Today is the 100th anniversary of Matthew Henson becoming the first man to reach the North Pole.
Born in Charles County, MD on August 6, 1866, he became a cabin boy on a steamship after his parents died during his youth. He became a skilled navigator and seaman while self educating himself during those around the world voyages for the next several years.
He met Admiral Robert Peary in November 1887, who promptly hired him for an expedition to Nicaragua to survey a possible canal route. Impressed by his seamanship, he recruited Henson as a colleague and together they undertook many voyages together to the Arctic. Henson was admired by the Inuit people for his hunting and sled-driving skills, as well as his ability to fluently speak their language and fathered his only child with an Inuit woman.
On his and Peary's eight attempt to reach the Pole, on April 6, 1909, Henson arrived along with four Inuits at Camp Jesup, 89°47', 45 minutes ahead of Peary, concluding by dead reckoning that he had reached the Pole. Henson greeted Peary, "I think I'm the first man to sit on top of the world."
Henson later recalled that this angered Peary. "Oh, he got hopping mad … No, he didn't say anything, but I could tell," wrote Henson. Henson wrote that Peary "fastened the flag to a staff and planted it firmly on top of his igloo."

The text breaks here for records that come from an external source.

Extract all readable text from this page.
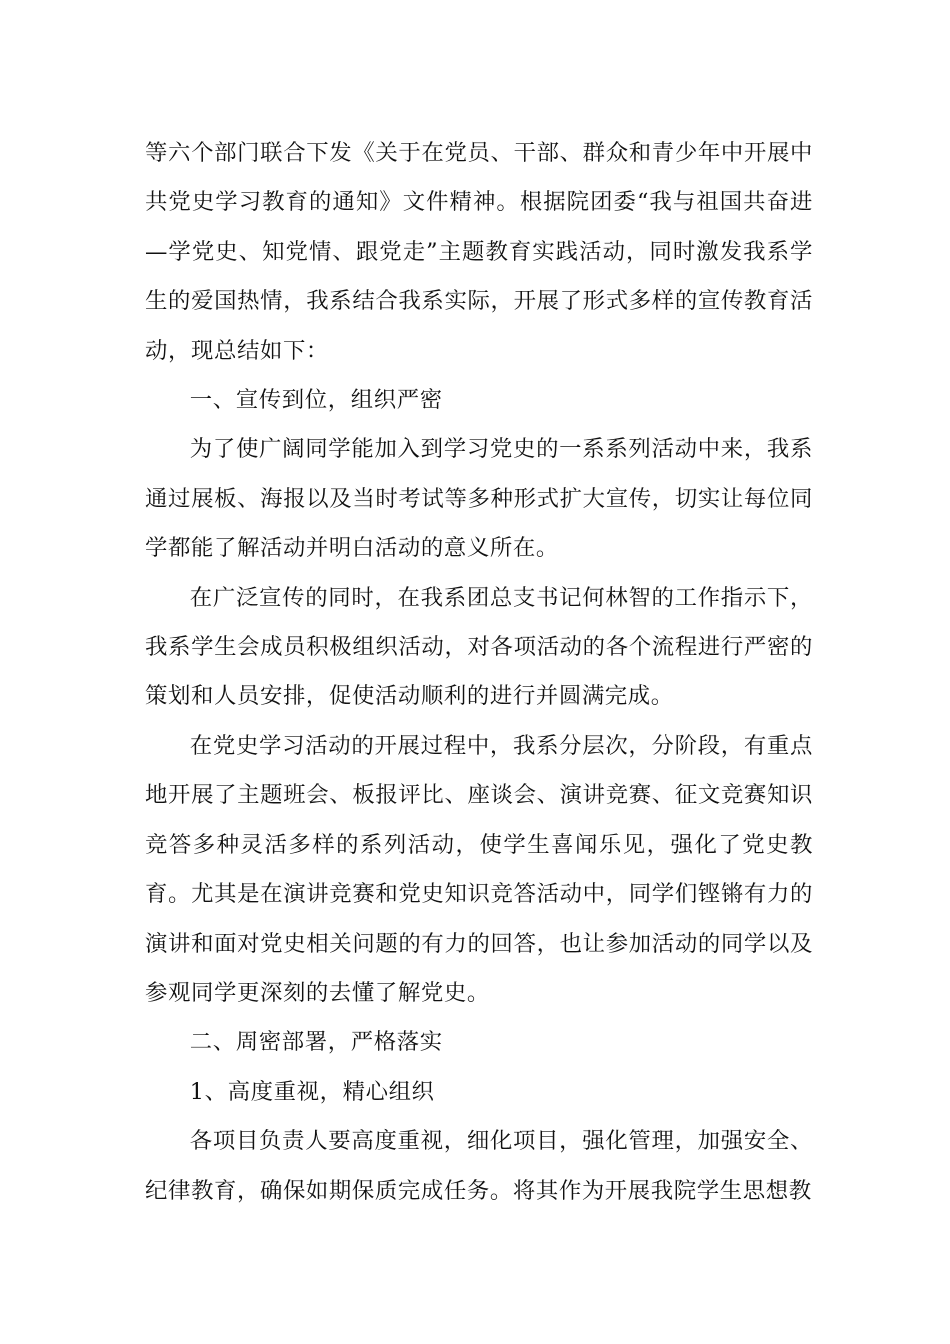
等六个部门联合下发《关于在党员、干部、群众和青少年中开展中共党史学习教育的通知》文件精神。根据院团委“我与祖国共奋进—学党史、知党情、跟党走”主题教育实践活动，同时激发我系学生的爱国热情，我系结合我系实际，开展了形式多样的宣传教育活动，现总结如下：

一、宣传到位，组织严密

为了使广阔同学能加入到学习党史的一系系列活动中来，我系通过展板、海报以及当时考试等多种形式扩大宣传，切实让每位同学都能了解活动并明白活动的意义所在。

在广泛宣传的同时，在我系团总支书记何林智的工作指示下，我系学生会成员积极组织活动，对各项活动的各个流程进行严密的策划和人员安排，促使活动顺利的进行并圆满完成。

在党史学习活动的开展过程中，我系分层次，分阶段，有重点地开展了主题班会、板报评比、座谈会、演讲竞赛、征文竞赛知识竞答多种灵活多样的系列活动，使学生喜闻乐见，强化了党史教育。尤其是在演讲竞赛和党史知识竞答活动中，同学们铿锵有力的演讲和面对党史相关问题的有力的回答，也让参加活动的同学以及参观同学更深刻的去懂了解党史。

二、周密部署，严格落实

1、高度重视，精心组织

各项目负责人要高度重视，细化项目，强化管理，加强安全、纪律教育，确保如期保质完成任务。将其作为开展我院学生思想教
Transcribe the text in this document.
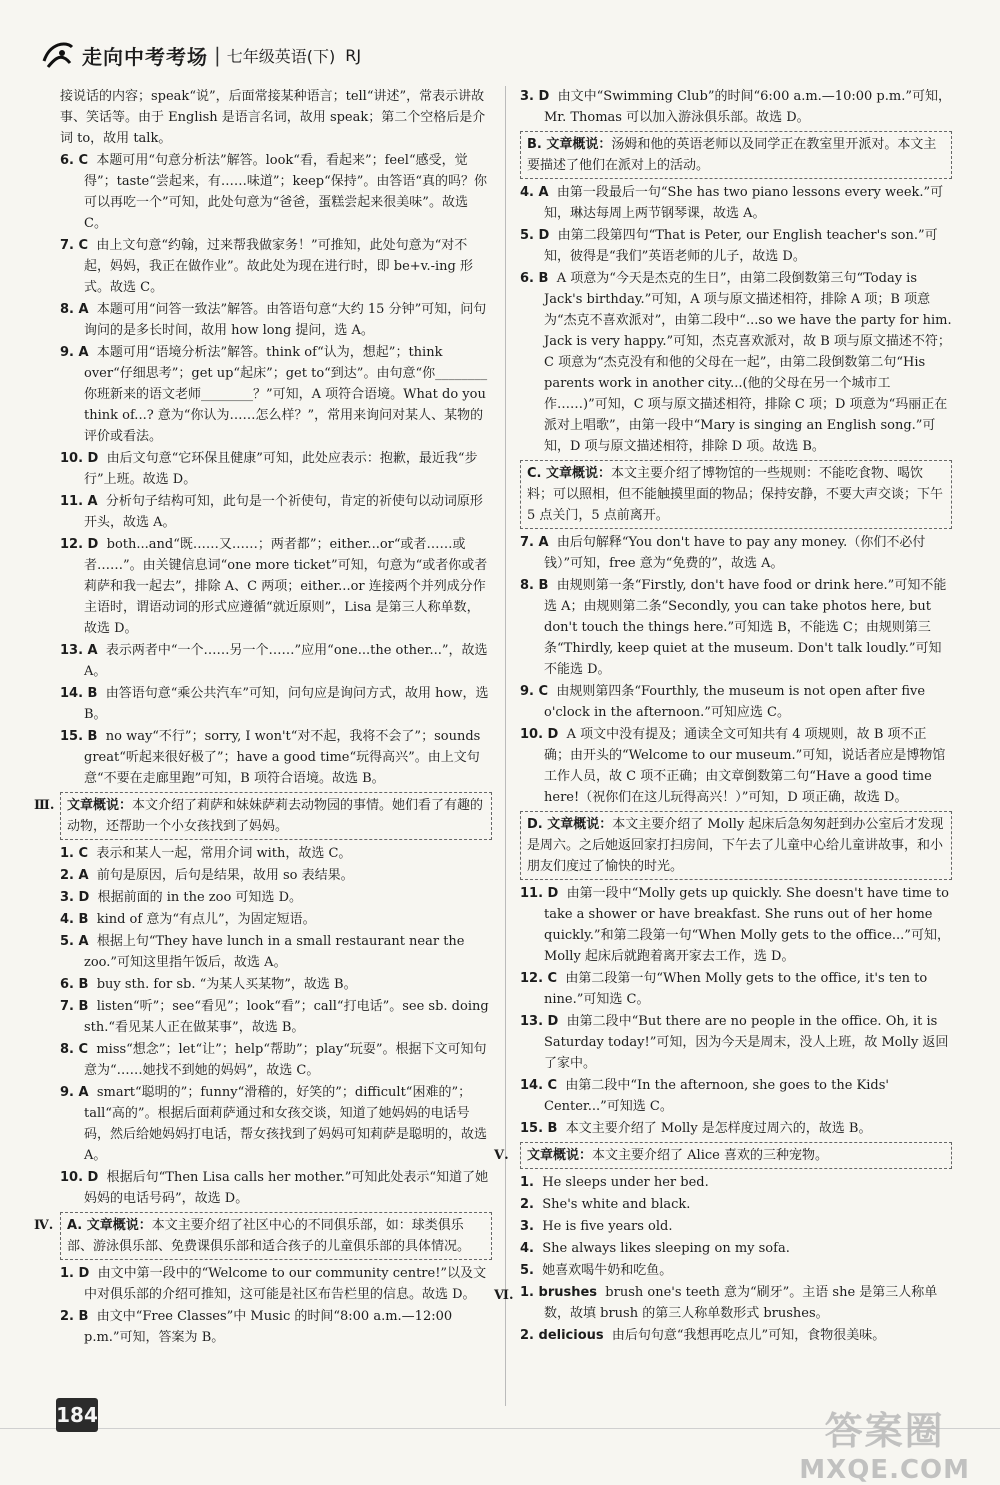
走向中考考场 | 七年级英语(下) RJ
接说话的内容；speak“说”，后面常接某种语言；tell“讲述”，常表示讲故事、笑话等。由于 English 是语言名词，故用 speak；第二个空格后是介词 to，故用 talk。
6. C 本题可用“句意分析法”解答。look“看，看起来”；feel“感受，觉得”；taste“尝起来，有……味道”；keep“保持”。由答语“真的吗？你可以再吃一个”可知，此处句意为“爸爸，蛋糕尝起来很美味”。故选 C。
7. C 由上文句意“约翰，过来帮我做家务！”可推知，此处句意为“对不起，妈妈，我正在做作业”。故此处为现在进行时，即 be+v.-ing 形式。故选 C。
8. A 本题可用“问答一致法”解答。由答语句意“大约 15 分钟”可知，问句询问的是多长时间，故用 how long 提问，选 A。
9. A 本题可用“语境分析法”解答。think of“认为，想起”；think over“仔细思考”；get up“起床”；get to“到达”。由句意“你________你班新来的语文老师________？”可知，A 项符合语境。What do you think of...? 意为“你认为……怎么样？”，常用来询问对某人、某物的评价或看法。
10. D 由后文句意“它环保且健康”可知，此处应表示：抱歉，最近我“步行”上班。故选 D。
11. A 分析句子结构可知，此句是一个祈使句，肯定的祈使句以动词原形开头，故选 A。
12. D both...and“既……又……；两者都”；either...or“或者……或者……”。由关键信息词“one more ticket”可知，句意为“或者你或者莉萨和我一起去”，排除 A、C 两项；either...or 连接两个并列成分作主语时，谓语动词的形式应遵循“就近原则”，Lisa 是第三人称单数，故选 D。
13. A 表示两者中“一个……另一个……”应用“one...the other...”，故选 A。
14. B 由答语句意“乘公共汽车”可知，问句应是询问方式，故用 how，选 B。
15. B no way“不行”；sorry, I won't“对不起，我将不会了”；sounds great“听起来很好极了”；have a good time“玩得高兴”。由上文句意“不要在走廊里跑”可知，B 项符合语境。故选 B。
Ⅲ. 文章概说：本文介绍了莉萨和妹妹萨莉去动物园的事情。她们看了有趣的动物，还帮助一个小女孩找到了妈妈。
1. C 表示和某人一起，常用介词 with，故选 C。
2. A 前句是原因，后句是结果，故用 so 表结果。
3. D 根据前面的 in the zoo 可知选 D。
4. B kind of 意为“有点儿”，为固定短语。
5. A 根据上句“They have lunch in a small restaurant near the zoo.”可知这里指午饭后，故选 A。
6. B buy sth. for sb. “为某人买某物”，故选 B。
7. B listen“听”；see“看见”；look“看”；call“打电话”。see sb. doing sth.“看见某人正在做某事”，故选 B。
8. C miss“想念”；let“让”；help“帮助”；play“玩耍”。根据下文可知句意为“……她找不到她的妈妈”，故选 C。
9. A smart“聪明的”；funny“滑稽的，好笑的”；difficult“困难的”；tall“高的”。根据后面莉萨通过和女孩交谈，知道了她妈妈的电话号码，然后给她妈妈打电话，帮女孩找到了妈妈可知莉萨是聪明的，故选 A。
10. D 根据后句“Then Lisa calls her mother.”可知此处表示“知道了她妈妈的电话号码”，故选 D。
Ⅳ.	A. 文章概说：本文主要介绍了社区中心的不同俱乐部，如：球类俱乐部、游泳俱乐部、免费课俱乐部和适合孩子的儿童俱乐部的具体情况。
1. D 由文中第一段中的“Welcome to our community centre!”以及文中对俱乐部的介绍可推知，这可能是社区布告栏里的信息。故选 D。
2. B 由文中“Free Classes”中 Music 的时间“8:00 a.m.—12:00 p.m.”可知，答案为 B。
3. D 由文中“Swimming Club”的时间“6:00 a.m.—10:00 p.m.”可知，Mr. Thomas 可以加入游泳俱乐部。故选 D。
B. 文章概说：汤姆和他的英语老师以及同学正在教室里开派对。本文主要描述了他们在派对上的活动。
4. A 由第一段最后一句“She has two piano lessons every week.”可知，琳达每周上两节钢琴课，故选 A。
5. D 由第二段第四句“That is Peter, our English teacher's son.”可知，彼得是“我们”英语老师的儿子，故选 D。
6. B A 项意为“今天是杰克的生日”，由第二段倒数第三句“Today is Jack's birthday.”可知，A 项与原文描述相符，排除 A 项；B 项意为“杰克不喜欢派对”，由第二段中“...so we have the party for him. Jack is very happy.”可知，杰克喜欢派对，故 B 项与原文描述不符；C 项意为“杰克没有和他的父母在一起”，由第二段倒数第二句“His parents work in another city...(他的父母在另一个城市工作……)”可知，C 项与原文描述相符，排除 C 项；D 项意为“玛丽正在派对上唱歌”，由第一段中“Mary is singing an English song.”可知，D 项与原文描述相符，排除 D 项。故选 B。
C. 文章概说：本文主要介绍了博物馆的一些规则：不能吃食物、喝饮料；可以照相，但不能触摸里面的物品；保持安静，不要大声交谈；下午 5 点关门，5 点前离开。
7. A 由后句解释“You don't have to pay any money.（你们不必付钱）”可知，free 意为“免费的”，故选 A。
8. B 由规则第一条“Firstly, don't have food or drink here.”可知不能选 A；由规则第二条“Secondly, you can take photos here, but don't touch the things here.”可知选 B，不能选 C；由规则第三条“Thirdly, keep quiet at the museum. Don't talk loudly.”可知不能选 D。
9. C 由规则第四条“Fourthly, the museum is not open after five o'clock in the afternoon.”可知应选 C。
10. D A 项文中没有提及；通读全文可知共有 4 项规则，故 B 项不正确；由开头的“Welcome to our museum.”可知，说话者应是博物馆工作人员，故 C 项不正确；由文章倒数第二句“Have a good time here!（祝你们在这儿玩得高兴！）”可知，D 项正确，故选 D。
D. 文章概说：本文主要介绍了 Molly 起床后急匆匆赶到办公室后才发现是周六。之后她返回家打扫房间，下午去了儿童中心给儿童讲故事，和小朋友们度过了愉快的时光。
11. D 由第一段中“Molly gets up quickly. She doesn't have time to take a shower or have breakfast. She runs out of her home quickly.”和第二段第一句“When Molly gets to the office...”可知，Molly 起床后就跑着离开家去工作，选 D。
12. C 由第二段第一句“When Molly gets to the office, it's ten to nine.”可知选 C。
13. D 由第二段中“But there are no people in the office. Oh, it is Saturday today!”可知，因为今天是周末，没人上班，故 Molly 返回了家中。
14. C 由第二段中“In the afternoon, she goes to the Kids' Center...”可知选 C。
15. B 本文主要介绍了 Molly 是怎样度过周六的，故选 B。
Ⅴ.	文章概说：本文主要介绍了 Alice 喜欢的三种宠物。
1. He sleeps under her bed.
2. She's white and black.
3. He is five years old.
4. She always likes sleeping on my sofa.
5. 她喜欢喝牛奶和吃鱼。
Ⅵ. 1. brushes brush one's teeth 意为“刷牙”。主语 she 是第三人称单数，故填 brush 的第三人称单数形式 brushes。
2. delicious 由后句句意“我想再吃点儿”可知，食物很美味。
184	答案圈
MXQE.COM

Peary was heated because he'd been ill, was exhausted and could no longer continue on foot. He sent Henson ahead to scout, and he was supposed to stop just short of the pole so that Peary could arrive later on sled and claim the historic first. They overshot their target by a few miles, but it was clear by Henson's footprints that he'd arrived at the Pole.
In the wake of that expedition, Henson and Peary's once warm relationship turned as frosty as the terrain.
Henson in 1912 wrote a book called Negro Explorer at the North Pole which chronicled that trip, since history was being whitewashed and Admiral Peary was being lauded as the first man to reach the Pole.
Henson did eventually get his props for his historic achievement. In 1944 Congress awarded him a copy of the same medal they gave Peary, and he was honored by Presidents Truman and Eisenhower before his death on March 9, 1955.
On April 6, 1988, in the presence of his Inuit and American relatives, Matthew Henson was reinterred at Arlington National Cemetery next to Admiral Robert Peary. The United States Navy in 1996 commissioned the Oceanographic Survey ship USNS Matthew Henson in his honor.
Interestingly, one of those relatives is actress Taraji P. Henson
On November 28, 2000 The National Geographic Society posthumously awarded Henson the Hubbard Medal, which is given for distinction in exploration, discovery, and research. Admiral Peary had been given the award in 1906 but race relations being what they were at the time, snubbed him.
So on this historic anniversary, it's time to pause and reconnect with another one of our outstanding African-Americans on this historic anniversary.